Menurut Melinda, mengurangi kerja tanpa dibayar dari 5 jam sehari menjadi 3 jam saja akan meningkatkan partisipasi para perempuan dalam angkatan kerja hingga kira-kira 20 persen. Angka tersebut adalah jumlah yang signifikan untuk meningkatkan derajat perempuan dalam mencapai kesetaraan dengan laki-laki dalam bidang pekerjaan.
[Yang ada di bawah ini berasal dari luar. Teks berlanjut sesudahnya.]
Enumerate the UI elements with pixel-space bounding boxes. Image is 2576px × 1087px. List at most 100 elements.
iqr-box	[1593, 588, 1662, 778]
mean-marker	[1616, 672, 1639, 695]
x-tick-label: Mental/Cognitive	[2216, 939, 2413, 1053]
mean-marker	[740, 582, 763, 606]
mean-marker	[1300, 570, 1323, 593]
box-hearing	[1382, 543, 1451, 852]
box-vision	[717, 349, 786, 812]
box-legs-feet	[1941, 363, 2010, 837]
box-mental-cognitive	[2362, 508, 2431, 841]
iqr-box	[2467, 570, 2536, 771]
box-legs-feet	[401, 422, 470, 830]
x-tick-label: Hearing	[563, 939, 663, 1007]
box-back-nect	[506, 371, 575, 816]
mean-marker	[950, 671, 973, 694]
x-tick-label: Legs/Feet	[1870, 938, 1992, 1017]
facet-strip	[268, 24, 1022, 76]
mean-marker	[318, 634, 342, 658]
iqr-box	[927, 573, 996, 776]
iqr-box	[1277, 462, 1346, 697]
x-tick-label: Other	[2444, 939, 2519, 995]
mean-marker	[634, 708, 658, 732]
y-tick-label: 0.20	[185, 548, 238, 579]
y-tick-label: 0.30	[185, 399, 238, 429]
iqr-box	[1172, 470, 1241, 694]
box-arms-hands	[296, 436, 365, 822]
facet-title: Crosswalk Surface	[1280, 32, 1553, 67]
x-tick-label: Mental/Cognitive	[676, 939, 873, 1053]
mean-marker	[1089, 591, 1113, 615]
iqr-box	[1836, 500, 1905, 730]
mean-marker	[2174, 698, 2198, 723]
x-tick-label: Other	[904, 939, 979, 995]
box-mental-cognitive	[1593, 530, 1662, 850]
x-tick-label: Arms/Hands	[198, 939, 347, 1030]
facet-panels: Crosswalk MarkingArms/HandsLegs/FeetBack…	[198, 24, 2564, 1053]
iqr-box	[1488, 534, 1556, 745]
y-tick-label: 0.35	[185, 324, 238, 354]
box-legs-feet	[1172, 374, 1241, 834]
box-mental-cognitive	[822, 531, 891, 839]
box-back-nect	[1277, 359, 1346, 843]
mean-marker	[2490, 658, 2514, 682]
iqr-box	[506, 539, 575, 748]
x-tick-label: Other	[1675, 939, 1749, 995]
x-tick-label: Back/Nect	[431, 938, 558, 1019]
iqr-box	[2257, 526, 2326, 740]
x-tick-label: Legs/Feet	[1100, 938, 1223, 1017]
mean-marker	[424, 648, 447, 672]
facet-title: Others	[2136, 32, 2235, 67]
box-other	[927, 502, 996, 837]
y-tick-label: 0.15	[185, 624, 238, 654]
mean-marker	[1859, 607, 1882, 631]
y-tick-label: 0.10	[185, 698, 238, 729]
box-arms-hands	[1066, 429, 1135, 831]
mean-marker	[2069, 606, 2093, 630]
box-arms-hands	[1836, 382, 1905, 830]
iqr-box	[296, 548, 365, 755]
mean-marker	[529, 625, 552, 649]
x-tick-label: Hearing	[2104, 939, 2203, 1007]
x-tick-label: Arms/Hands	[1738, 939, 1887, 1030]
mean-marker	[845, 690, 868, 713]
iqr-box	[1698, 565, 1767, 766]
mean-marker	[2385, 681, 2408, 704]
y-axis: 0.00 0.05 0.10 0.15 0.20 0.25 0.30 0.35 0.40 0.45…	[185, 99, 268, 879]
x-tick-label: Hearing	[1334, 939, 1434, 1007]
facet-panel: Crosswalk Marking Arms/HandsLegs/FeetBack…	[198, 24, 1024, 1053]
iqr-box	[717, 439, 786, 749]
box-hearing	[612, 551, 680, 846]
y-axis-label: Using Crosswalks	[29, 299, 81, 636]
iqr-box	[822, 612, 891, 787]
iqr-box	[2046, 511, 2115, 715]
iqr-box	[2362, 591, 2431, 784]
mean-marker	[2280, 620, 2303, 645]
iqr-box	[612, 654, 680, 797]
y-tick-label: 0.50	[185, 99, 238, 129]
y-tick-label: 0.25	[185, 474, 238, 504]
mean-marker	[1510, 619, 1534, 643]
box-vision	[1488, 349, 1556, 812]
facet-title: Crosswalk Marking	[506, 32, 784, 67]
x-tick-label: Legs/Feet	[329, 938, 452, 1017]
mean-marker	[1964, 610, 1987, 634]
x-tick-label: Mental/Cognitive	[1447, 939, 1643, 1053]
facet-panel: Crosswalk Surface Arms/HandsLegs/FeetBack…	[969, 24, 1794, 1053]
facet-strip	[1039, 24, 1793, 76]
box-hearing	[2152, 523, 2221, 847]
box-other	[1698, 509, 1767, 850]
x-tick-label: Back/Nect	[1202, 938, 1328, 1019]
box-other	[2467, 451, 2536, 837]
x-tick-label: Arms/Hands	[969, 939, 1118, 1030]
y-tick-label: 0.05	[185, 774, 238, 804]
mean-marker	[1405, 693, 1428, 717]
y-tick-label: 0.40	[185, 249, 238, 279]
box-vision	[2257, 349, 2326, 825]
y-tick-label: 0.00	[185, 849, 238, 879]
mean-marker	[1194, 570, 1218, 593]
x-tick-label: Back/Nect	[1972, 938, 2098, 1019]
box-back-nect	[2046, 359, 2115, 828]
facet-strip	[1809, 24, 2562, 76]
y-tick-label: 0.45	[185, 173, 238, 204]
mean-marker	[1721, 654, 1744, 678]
Kerja tanpa dibayar inilah salah satu sumber tertinggalnya para perempuan untuk bersaing di berbagai sektor produktif dalam dunia kerja. Kerja tanpa dibayar yang dilakukan perempuan di rumah menjadi batu sandungan dari ragam aktivitas yang dapat meningkatkan derajat mereka. Misalnya, mengenyam pendidikan tinggi, memperoleh pendapatan dari luar, berorganisasi, dan lebih aktif menyuarakan aspirasi politiknya. Ketidakseimbangan kerja tanpa dibayar menutup jalan seorang perempuan menuju pemberdayaan diri.

Seorang ahli ekonomi bernama Marilyn Waring melihat bias yang mendalam dalam sistem kerja tak berbayar dan mulai mencari berbagai cara untuk mengubahnya. Ia berkeliling dunia untuk mempelajari praktik kerja tak berbayar dan membuat perhitungan yang mencengangkan.

Menurut Waring, jika kita mempekerjakan pegawai dengan upah yang berlaku di pasar kerja guna menangani semua pekerjaan tak dibayar yang dilakukan para perempuan, kerja tanpa dibayar akan menjadi sektor terbesar dalam ekonomi global!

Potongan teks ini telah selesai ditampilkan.